This is my TMLC Fellowship task
This is my TLMC Fellowship Task for Ecommerce Text Classification to recognize whether the given description is related to Electronics (0), Households (1), Books (2), or Clothing & Accessories (3) products.
ABOUT BERT: Bidirectional Encoder Representations from Transformers is known as BERT. It is intended to jointly condition on both left and right context to pre-train deep bidirectional representations from unlabeled text. With just one additional output layer, the pre-trained BERT model can be improved to produce cutting-edge models for a variety of NLP tasks.
In many natural language problems, BERT outperforms the state-of-the-art by assisting machines in learning excellent representations of text in relation to context.
As opposed to directional models, which read the text input sequentially (left-to-right or right-to-left), the Transformer encoder reads the entire sequence of words at once. Therefore it is considered bidirectional, though it would be more accurate to say that it’s non-directional. This characteristic allows the model to learn the context of a word based on all of its surroundings (left and right of the word).
The BERT architecture builds on top of Transformer. We currently have two variants available:
BERT Base: 12 layers (transformer blocks), 12 attention heads, and 110 million parameters BERT Large: 24 layers (transformer blocks), 16 attention heads and, 340 million parameters.

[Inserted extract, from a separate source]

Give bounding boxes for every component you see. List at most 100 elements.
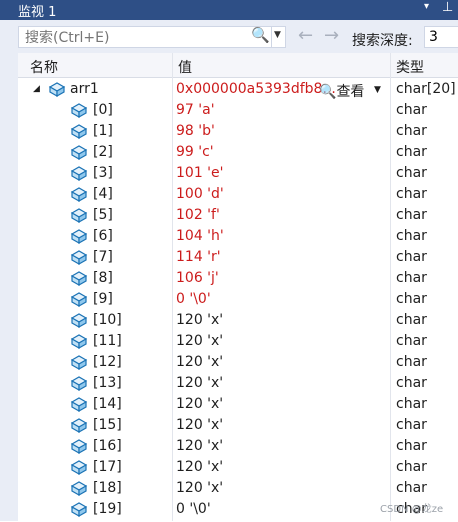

To help the model distinguish between the two sentences in training, the input is processed in the following way before entering the model:
A [CLS] token is inserted at the beginning of the first sentence and a [SEP] token is inserted at the end of each sentence. A sentence embedding indicating Sentence A or Sentence B is added to each token. Sentence embeddings are similar in concept to token embeddings with a vocabulary of 2. A positional embedding is added to each token to indicate its position in the sequence.